I envy dumpster divers, especially freegans. For those of you who don’t know, freegans collect their food and nourishment from discarded food (think of restaurants who have to throw all that lovely food at the end of each day). Essentially, they can live their lives from other people’s trash. In their bags (if they have one), you can find only the bare necessities. By definition, they are considered poor.
How does that phrase go?
One man’s trash is another man’s treasure?
It’s a great phrase. It’s a good skill to recognise value in other people’s things as they are thrown away. For some, it can get annoying: thoughts of people wasting things all the time, finding items that can be reused.
But not everybody can recognise value of their own items, and by the time we do it may be too late. At any moment in our lives, we could lose the things we take for granted.
This is why being poor can be a good lesson: we start to notice the differences between our needs and wants. I’m not saying to give all your money away right now, but you can emulate a poor environment by limiting certain things. Question: What do you need to survive?
You need barely anything to survive.
Remember: you as a human being only need the very basic necessities. Shelter, food, water, companionship. Further pushed by modern society is electricity: to an extent, if you’re looking for work as well, access to the internet is an even greater advantage.
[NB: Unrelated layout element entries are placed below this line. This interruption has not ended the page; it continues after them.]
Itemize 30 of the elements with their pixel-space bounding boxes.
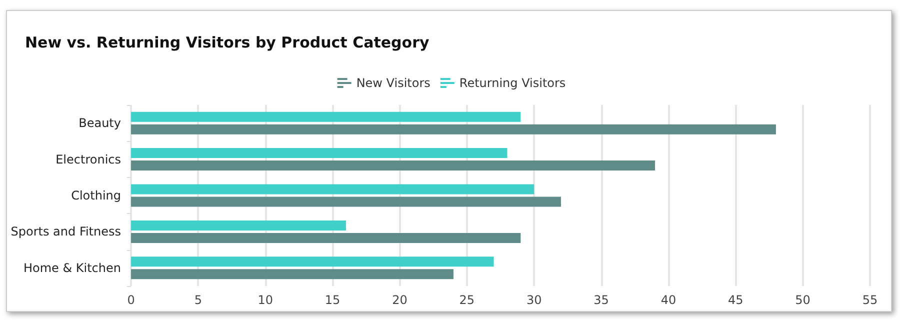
x-tick-label: 20 <box>392 293 408 307</box>
y-tick-label: Sports and Fitness <box>10 224 121 239</box>
bar <box>131 112 521 122</box>
legend-label: New Visitors <box>356 76 430 90</box>
bar <box>131 220 346 230</box>
y-tick-label: Electronics <box>56 152 121 166</box>
x-tick-label: 10 <box>258 293 274 307</box>
y-tick-label: Clothing <box>71 188 121 202</box>
bar <box>131 269 454 280</box>
x-tick-label: 15 <box>324 293 340 307</box>
bar <box>131 232 521 243</box>
y-tick-label: Beauty <box>78 116 121 130</box>
bar <box>131 148 508 158</box>
x-tick-label: 55 <box>862 293 878 307</box>
y-tick-label: Home & Kitchen <box>23 260 121 275</box>
bar <box>131 184 534 194</box>
bar <box>131 196 561 207</box>
x-tick-label: 30 <box>526 293 542 307</box>
x-tick-label: 35 <box>594 293 609 307</box>
x-tick-label: 45 <box>728 293 744 307</box>
bar <box>131 124 776 134</box>
x-tick-label: 0 <box>127 293 135 307</box>
x-tick-label: 50 <box>795 293 810 307</box>
x-tick-label: 5 <box>194 293 202 307</box>
bar <box>131 160 656 171</box>
x-tick-label: 40 <box>660 293 676 307</box>
chart-title: New vs. Returning Visitors by Product Category <box>25 34 430 52</box>
x-tick-label: 25 <box>459 293 475 307</box>
bar <box>131 256 494 267</box>
legend-label: Returning Visitors <box>459 76 566 90</box>
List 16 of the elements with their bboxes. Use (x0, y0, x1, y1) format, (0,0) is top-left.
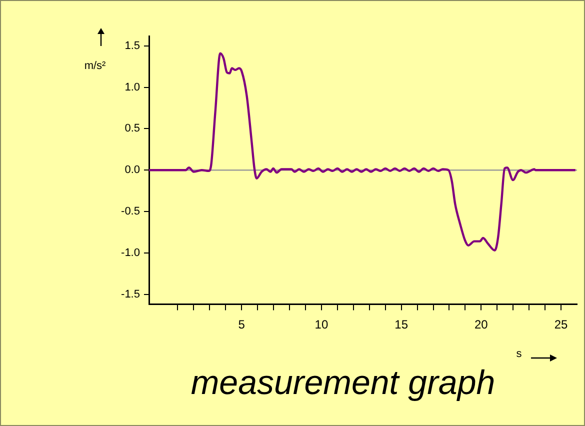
x-tick-label: 5 (238, 318, 246, 332)
y-tick-label: 1.5 (124, 40, 140, 52)
x-tick-label: 10 (314, 318, 328, 332)
y-tick-label: 1.0 (124, 81, 140, 94)
x-axis-title: s (516, 348, 522, 360)
x-tick-label: 25 (554, 318, 568, 332)
line-series (149, 52, 577, 252)
y-tick-label: -0.5 (121, 206, 140, 218)
x-tick-label: 15 (394, 318, 408, 332)
y-tick-label: -1.5 (121, 288, 140, 300)
y-tick-label: -1.0 (121, 246, 140, 259)
x-tick-label: 20 (474, 318, 488, 332)
y-tick-label: 0.5 (124, 122, 140, 135)
text: measurement graph (190, 364, 496, 402)
y-tick-label: 0.0 (124, 164, 140, 176)
y-axis-title: m/s² (84, 60, 106, 72)
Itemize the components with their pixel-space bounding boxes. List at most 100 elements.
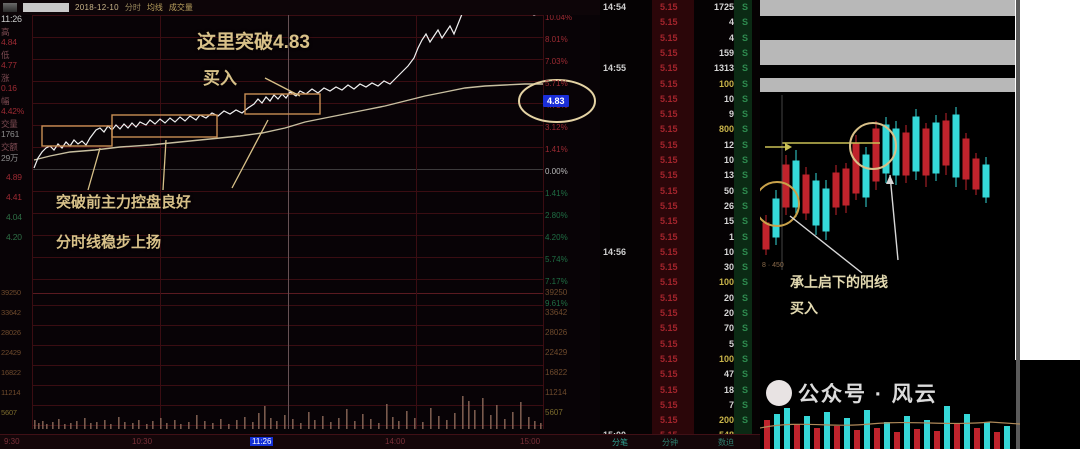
tick-row[interactable]: 14:56 5.15 10 S (600, 247, 760, 263)
tick-volume: 159 (718, 47, 734, 58)
tick-trade-list[interactable]: 14:54 5.15 1725 S 5.15 4 S 5.15 4 S 5.15 159 S 14:55 5… (600, 0, 760, 449)
tick-volume: 10 (723, 246, 734, 257)
tick-direction-flag: S (742, 124, 749, 135)
tick-row[interactable]: 5.15 15 S (600, 216, 760, 232)
tick-direction-flag: S (742, 78, 749, 89)
kline-toolbar-mid (760, 40, 1020, 65)
chart-tag-ma[interactable]: 均线 (146, 3, 163, 12)
tick-direction-flag: S (742, 185, 749, 196)
intraday-chart-panel[interactable]: 2018-12-10 分时 均线 成交量 11:26 11:26 高 4.84 … (0, 0, 600, 449)
tick-row[interactable]: 5.15 100 S (600, 354, 760, 370)
tick-row[interactable]: 5.15 10 S (600, 94, 760, 110)
tick-price: 5.15 (660, 32, 678, 43)
tick-row[interactable]: 5.15 7 S (600, 400, 760, 416)
tick-direction-flag: S (742, 93, 749, 104)
sidebar-vol-4: 16822 (1, 368, 21, 377)
pct-label-10: 4.20% (545, 233, 568, 242)
tick-volume: 4 (728, 17, 734, 28)
tick-row[interactable]: 5.15 70 S (600, 323, 760, 339)
pct-label-3: 5.71% (545, 79, 568, 88)
tick-row[interactable]: 5.15 26 S (600, 201, 760, 217)
vol-label-6: 5607 (545, 408, 563, 417)
kline-panel-divider (1016, 0, 1020, 449)
tick-direction-flag: S (742, 32, 749, 43)
tick-row[interactable]: 5.15 100 S (600, 277, 760, 293)
tick-volume: 50 (723, 185, 734, 196)
tick-tab-minutes[interactable]: 分钟 (662, 438, 678, 447)
tick-volume: 7 (728, 399, 734, 410)
sidebar-time: 11:26 (1, 14, 22, 24)
sidebar-vol-5: 11214 (1, 388, 21, 397)
annotation-bullish-candle: 承上启下的阳线 (790, 274, 888, 290)
chart-tag-intraday[interactable]: 分时 (124, 3, 141, 12)
sidebar-value-low: 4.77 (1, 60, 17, 70)
time-tick-1: 10:30 (132, 437, 153, 446)
tick-time: 14:55 (603, 63, 627, 74)
vol-label-5: 11214 (545, 388, 567, 397)
tick-row[interactable]: 5.15 4 S (600, 33, 760, 49)
tick-direction-flag: S (742, 292, 749, 303)
tick-volume: 10 (723, 93, 734, 104)
tick-volume: 12 (723, 139, 734, 150)
tick-row[interactable]: 5.15 18 S (600, 385, 760, 401)
tick-row[interactable]: 5.15 50 S (600, 186, 760, 202)
tick-row[interactable]: 5.15 13 S (600, 170, 760, 186)
tick-row[interactable]: 5.15 100 S (600, 79, 760, 95)
tick-direction-flag: S (742, 17, 749, 28)
tick-price: 5.15 (660, 415, 678, 426)
tick-row[interactable]: 5.15 159 S (600, 48, 760, 64)
tick-footer-tabs[interactable]: 分笔 分钟 数迫 (600, 434, 760, 449)
kline-chart-panel[interactable]: 承上启下的阳线 买入 8 · 450 (760, 0, 1080, 449)
tick-row[interactable]: 5.15 10 S (600, 155, 760, 171)
chart-grid (32, 15, 544, 429)
tick-direction-flag: S (742, 338, 749, 349)
tick-row[interactable]: 5.15 200 S (600, 415, 760, 431)
tick-direction-flag: S (742, 308, 749, 318)
tick-price: 5.15 (660, 47, 678, 58)
tick-volume: 26 (723, 200, 734, 211)
annotation-buy-kline: 买入 (790, 300, 818, 316)
time-tick-0: 9:30 (4, 437, 20, 446)
tick-row[interactable]: 5.15 9 S (600, 109, 760, 125)
tick-volume: 800 (718, 124, 734, 135)
window-icon (3, 3, 17, 12)
sidebar-vol-3: 22429 (1, 348, 21, 357)
tick-volume: 1 (728, 231, 734, 242)
tick-volume: 20 (723, 308, 734, 318)
tick-price: 5.15 (660, 155, 678, 165)
tick-tab-ticks[interactable]: 分笔 (612, 438, 628, 447)
tick-row[interactable]: 5.15 20 S (600, 293, 760, 309)
tick-row[interactable]: 5.15 4 S (600, 17, 760, 33)
tick-price: 5.15 (660, 353, 678, 364)
pct-label-11: 5.74% (545, 255, 568, 264)
vol-label-0: 39250 (545, 288, 568, 297)
tick-price: 5.15 (660, 109, 678, 120)
tick-volume: 18 (723, 384, 734, 395)
tick-row[interactable]: 5.15 20 S (600, 308, 760, 324)
chart-tag-volume[interactable]: 成交量 (168, 3, 193, 12)
tick-row[interactable]: 5.15 47 S (600, 369, 760, 385)
sidebar-label-amount: 交额 (1, 142, 18, 152)
wechat-icon (766, 380, 792, 406)
tick-direction-flag: S (742, 231, 749, 242)
kline-toolbar-low (760, 78, 1020, 92)
tick-price: 5.15 (660, 17, 678, 28)
chart-date: 2018-12-10 (75, 3, 119, 12)
tick-price: 5.15 (660, 170, 678, 181)
tick-direction-flag: S (742, 63, 749, 74)
tick-direction-flag: S (742, 353, 749, 364)
tick-row[interactable]: 5.15 12 S (600, 140, 760, 156)
tick-row[interactable]: 5.15 1 S (600, 232, 760, 248)
tick-row[interactable]: 5.15 800 S (600, 124, 760, 140)
tick-tab-more[interactable]: 数迫 (718, 438, 734, 447)
tick-row[interactable]: 14:55 5.15 1313 S (600, 63, 760, 79)
title-selection-block (23, 3, 69, 12)
tick-direction-flag: S (742, 415, 749, 426)
tick-row[interactable]: 5.15 5 S (600, 339, 760, 355)
tick-row[interactable]: 5.15 30 S (600, 262, 760, 278)
annotation-control: 突破前主力控盘良好 (56, 194, 192, 211)
tick-price: 5.15 (660, 185, 678, 196)
tick-price: 5.15 (660, 63, 678, 74)
tick-row[interactable]: 14:54 5.15 1725 S (600, 2, 760, 18)
tick-price: 5.15 (660, 308, 678, 318)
Really, if you think about it, you don’t need so much. You could list just about 10 things to put in a bag and live off that bag for the rest of your life. We are born into an environment where everything is so accessible that we take them for granted, and that feeling blinds us from what is really important. So, what’s important to you now?
You can learn what is important now.
When you have barely anything, lacking all the luxuries of a standard middle-class life, your priorities will shift.
To the average consumer in modern society, they would have so many avenues to luxury. From social media, social circles introduce content that attracted them in the first place, even influencing them enough to share it, not really regarding their values.
Take them away, and your priorities change to a primal direction: instead of a phone to waste your seconds away, you want to find fire for warmth. Shelter from the rain, money for food and water, and food itself.
That’s important now. Not the dumb videos that you watch, or the success porn pictures you find on Instagram.
The things that fulfill you. Connections. Memories. Love. That is important.
You can be rich with these few things.
You can learn how rich you are.
Imagine your house burns down. Car explodes. The things you possess, gone. What are you left with when you have no material things?
You are responsible for your mood and your actions. You are responsible for your reactions to everything that happens in life. If you set yourself in a poor setting, how would you react?
You can learn how rich you are by seeing how happy you are with nothing to your name. Are you enjoying life in spite of that? Is life still as colorful as it’s made out to be?
If you’re not happy with yourself even if you have nothing, then here’s the hard truth: you depend on objects for happiness when there is something more important in your life.
And you should be grateful.
You learn how to be grateful.
You can learn how to be grateful for being alive. You can learn how to be grateful that you’re breathing, walking, eating, drinking, living. You have these hobbies, you have these interests that you pursue.
When we are poor, we are denied the opportunity to chase after these things. To be poor in fulfilment is a tragedy.
Now that you realise that, be grateful for everything around you. Be grateful for yourself first, then everything else. Don’t take anything else for granted.
The homeless learned this the hard way.
You become aware of the homeless.
These scenarios that I’ve described above, they’re happening right now. The homeless are in many places, and most not to the public eye.
You gain an awareness of the struggles these people are going through, and you gain an appreciation and respect for their efforts. They go through this everyday: can you?
Ponder on that thought and maybe you’ll feel compelled to help others. That’s great. Stay grounded and real.
It’s one of the best shock events to stay grounded
A shock event is a term I use to describe events that teach you a lesson the hard way. Examples include:
- The loss of a family member
- Getting fired from a job
- Breaking up with your significant other
To lose everything and become poor/homeless is considered a shock event. It teaches you a whole list of lessons. You’ll stay grounded that way, and become more self-aware of who you are as a person. You can learn more about yourself with less things.
That way, you’ve tasted the worse and fought back against fear. We have an inherent fear against the unknown. Emulating a poor environment can get you acquainted with that unknown fear, and you will learn that it gets better from now on. Everything gets better from now on.
And that’s okay: with nothing, you can only go up. You can get richer financially, but most importantly, internally. Starting now.